Apparent Barrier Height and Barrier-Height Imaging of Surfaces: Fid-Bau Portal

Apparent Barrier Height and Barrier-Height Imaging of Surfaces

Sakai, Akira

Summary Tunneling barrier height is one of the most fundamental parameters in STM. It is this barrier height that leads to the exponential gap dependence of the tunneling current and hence enables STM to probe surfaces with atomic resolution. In a simple one-dimensional model of electron tunneling in STM, the barrier height has a definite meaning and its relation to the tunneling current and to the work functions of the tip and sample are both firmly established. In real STM, however, the barrier height derived experimentally from the gap dependence of the tunneling current cannot be simply interpreted as a potential barrier height since it contains complicated contributions from the electronic and atomic structures of the tip and sample.
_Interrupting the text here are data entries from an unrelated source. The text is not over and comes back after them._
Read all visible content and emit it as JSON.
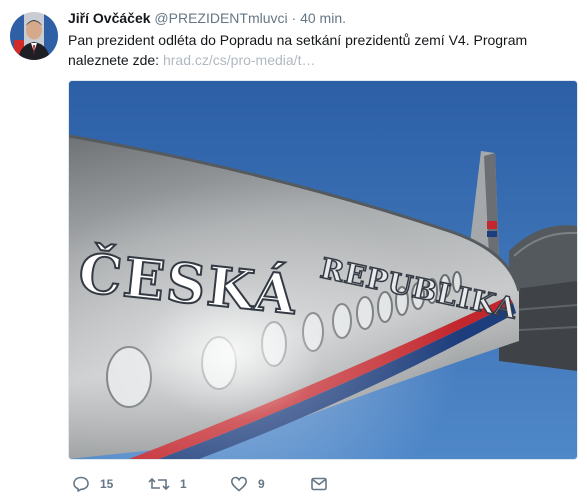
{
  "tweet": {
    "author_name": "Jiří Ovčáček",
    "handle": "@PREZIDENTmluvci",
    "separator": "·",
    "time": "40 min.",
    "text": "Pan prezident odléta do Popradu na setkání prezidentů zemí V4. Program naleznete zde: ",
    "link": "hrad.cz/cs/pro-media/t…",
    "image_text_line1": "ČESKÁ",
    "image_text_line2": "REPUBLIKA"
  },
  "actions": {
    "reply_count": "15",
    "retweet_count": "1",
    "like_count": "9"
  },
  "colors": {
    "link": "#b0b9c1",
    "muted": "#657786",
    "sky": "#2f62a8",
    "fuselage": "#9c9fa1",
    "stripe_red": "#c2272d",
    "stripe_blue": "#1d3d7c"
  },
  "icons": [
    "reply-icon",
    "retweet-icon",
    "like-icon",
    "direct-message-icon"
  ]
}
Because of this difficulty in analyzing barrier-height data, STM barrier-height imaging has long remained an auxiliary imaging technique, although it was invented in the early days of STM. However, in recent experiments, barrier-height imaging has been revived to procure unique information which cannot be obtained by other imaging methods. In these experiments, the sensitivity of the barrier height to the sample work function has been utilized for elemental identification on surfaces and for probing local changes in work function induced by adsorption and defect formation. In this article, we will present a brief review of experimental and theoretical studies of the barrier height in STM, together with some recent applications of barrier-height imaging to clean and adsorbed surfaces.